# All the solutions of a polynomial system over a finite ring

Let $E$ be a finite list of polynomial equations with variables $t_0, \dots, t_r$ over the finite ring of integers modulo $n$ (for some $n$). We can compute the Groebner basis as follows:

```
ZN=Integers(n)
R=PolynomialRing(ZN,r,"t")
R.inject_variables()
Id=R.ideal(E)
G=Id.groebner_basis()
```

Usually, over a field and if `Id.dimension()=0`

then we can get all the solutions by `Id.variety()`

. But here the dimension is not necessarily $0$ and moreover it is not over a field but a ring, the finite ring of integers modulo $n$. By finiteness of the ring, there still have finitely many solutions. How to get them all?
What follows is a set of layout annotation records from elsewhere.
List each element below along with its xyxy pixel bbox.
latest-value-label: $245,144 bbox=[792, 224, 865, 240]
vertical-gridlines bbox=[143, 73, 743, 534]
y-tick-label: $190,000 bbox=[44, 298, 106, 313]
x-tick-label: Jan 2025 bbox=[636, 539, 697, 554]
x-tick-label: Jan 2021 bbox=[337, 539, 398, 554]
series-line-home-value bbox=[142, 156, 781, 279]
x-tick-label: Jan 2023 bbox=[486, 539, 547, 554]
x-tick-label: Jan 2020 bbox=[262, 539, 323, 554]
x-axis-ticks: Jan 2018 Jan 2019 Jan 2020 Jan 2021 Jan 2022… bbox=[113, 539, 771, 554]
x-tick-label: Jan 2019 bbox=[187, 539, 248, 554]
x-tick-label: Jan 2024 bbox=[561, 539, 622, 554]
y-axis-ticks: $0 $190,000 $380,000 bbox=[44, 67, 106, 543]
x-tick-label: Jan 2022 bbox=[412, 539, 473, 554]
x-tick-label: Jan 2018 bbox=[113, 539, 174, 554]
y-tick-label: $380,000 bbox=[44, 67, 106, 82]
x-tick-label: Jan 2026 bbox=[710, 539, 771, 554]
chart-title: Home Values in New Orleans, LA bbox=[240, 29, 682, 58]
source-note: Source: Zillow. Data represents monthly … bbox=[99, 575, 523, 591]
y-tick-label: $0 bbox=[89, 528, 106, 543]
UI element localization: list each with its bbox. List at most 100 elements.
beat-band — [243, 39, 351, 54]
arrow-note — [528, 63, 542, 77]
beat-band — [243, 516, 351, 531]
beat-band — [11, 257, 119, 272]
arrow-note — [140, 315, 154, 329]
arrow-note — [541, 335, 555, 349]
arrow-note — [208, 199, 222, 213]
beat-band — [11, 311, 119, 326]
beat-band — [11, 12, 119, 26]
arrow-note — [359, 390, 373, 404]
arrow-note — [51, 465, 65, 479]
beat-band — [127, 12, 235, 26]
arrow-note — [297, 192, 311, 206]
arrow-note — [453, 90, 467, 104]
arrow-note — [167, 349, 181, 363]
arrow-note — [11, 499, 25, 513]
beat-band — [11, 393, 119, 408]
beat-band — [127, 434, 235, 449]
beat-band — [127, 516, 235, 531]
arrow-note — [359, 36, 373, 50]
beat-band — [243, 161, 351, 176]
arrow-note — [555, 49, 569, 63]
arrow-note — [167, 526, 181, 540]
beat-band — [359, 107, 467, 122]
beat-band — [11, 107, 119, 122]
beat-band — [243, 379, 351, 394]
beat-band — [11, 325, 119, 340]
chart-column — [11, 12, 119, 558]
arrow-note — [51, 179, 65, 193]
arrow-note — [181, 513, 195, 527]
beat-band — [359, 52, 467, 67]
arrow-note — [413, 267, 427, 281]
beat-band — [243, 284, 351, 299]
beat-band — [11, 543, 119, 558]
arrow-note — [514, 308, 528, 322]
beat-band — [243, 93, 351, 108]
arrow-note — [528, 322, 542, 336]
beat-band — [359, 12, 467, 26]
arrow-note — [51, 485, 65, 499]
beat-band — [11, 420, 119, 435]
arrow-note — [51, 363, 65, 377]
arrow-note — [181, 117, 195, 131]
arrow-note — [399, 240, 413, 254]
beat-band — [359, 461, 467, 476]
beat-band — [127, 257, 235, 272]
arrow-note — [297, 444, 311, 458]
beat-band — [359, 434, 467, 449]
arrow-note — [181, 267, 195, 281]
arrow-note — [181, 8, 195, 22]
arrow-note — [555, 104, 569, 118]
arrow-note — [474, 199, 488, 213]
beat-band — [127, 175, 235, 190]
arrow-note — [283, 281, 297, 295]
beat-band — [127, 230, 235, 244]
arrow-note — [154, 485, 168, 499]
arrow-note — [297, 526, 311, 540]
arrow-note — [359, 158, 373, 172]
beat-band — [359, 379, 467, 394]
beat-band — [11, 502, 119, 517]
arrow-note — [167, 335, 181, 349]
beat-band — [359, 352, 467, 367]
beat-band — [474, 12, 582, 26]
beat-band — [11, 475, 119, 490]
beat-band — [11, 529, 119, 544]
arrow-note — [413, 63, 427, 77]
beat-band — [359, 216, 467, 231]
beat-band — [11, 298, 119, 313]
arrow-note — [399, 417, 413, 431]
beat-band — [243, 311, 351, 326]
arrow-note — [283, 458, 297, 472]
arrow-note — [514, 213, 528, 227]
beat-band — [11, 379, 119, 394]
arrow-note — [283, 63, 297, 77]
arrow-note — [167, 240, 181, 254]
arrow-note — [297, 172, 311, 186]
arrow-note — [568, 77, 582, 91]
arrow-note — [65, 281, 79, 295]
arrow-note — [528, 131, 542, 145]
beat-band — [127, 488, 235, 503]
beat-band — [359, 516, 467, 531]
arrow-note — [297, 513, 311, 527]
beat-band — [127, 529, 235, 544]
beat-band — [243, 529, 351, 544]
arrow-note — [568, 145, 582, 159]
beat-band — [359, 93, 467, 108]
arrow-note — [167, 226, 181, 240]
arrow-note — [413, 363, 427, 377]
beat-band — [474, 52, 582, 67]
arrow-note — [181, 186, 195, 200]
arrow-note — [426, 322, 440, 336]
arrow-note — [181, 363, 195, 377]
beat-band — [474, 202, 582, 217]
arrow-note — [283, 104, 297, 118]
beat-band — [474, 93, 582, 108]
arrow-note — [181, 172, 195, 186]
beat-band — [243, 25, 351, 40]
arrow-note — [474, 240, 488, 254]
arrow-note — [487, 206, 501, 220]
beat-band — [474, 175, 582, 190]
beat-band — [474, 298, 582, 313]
*Example*: $n=248832$, $r=10$ and:

```
sage: G
[t4*t7, t7*t8, t7*t9, t0, t1, t2, t3 + 248831*t4, 2*t4, t5 + 248783*t7, t6 + 11*t7, 9*t7, 4*t8 + 248828*t9, 16*t9]
```

In your example, all non-linear polynomials (like

`t4*t7`

) are reducible and furthermore are products of linear factors. So, it's enough to iterate over their factors, making them equal to divisors of zero, to obtain a number of systems of linear equations, which can be solved via integer lattices like explained in https://ask.sagemath.org/question/625...@Max Alekseyev Is it working as well for the finite ring of integers modulo $n$?

The standard approach to modeling "modulo $n$" is by adding a term $n\cdot z_i$ to the $i$-th equation (where $z_i$ are new integer variables) and considering the resulting system over the integers.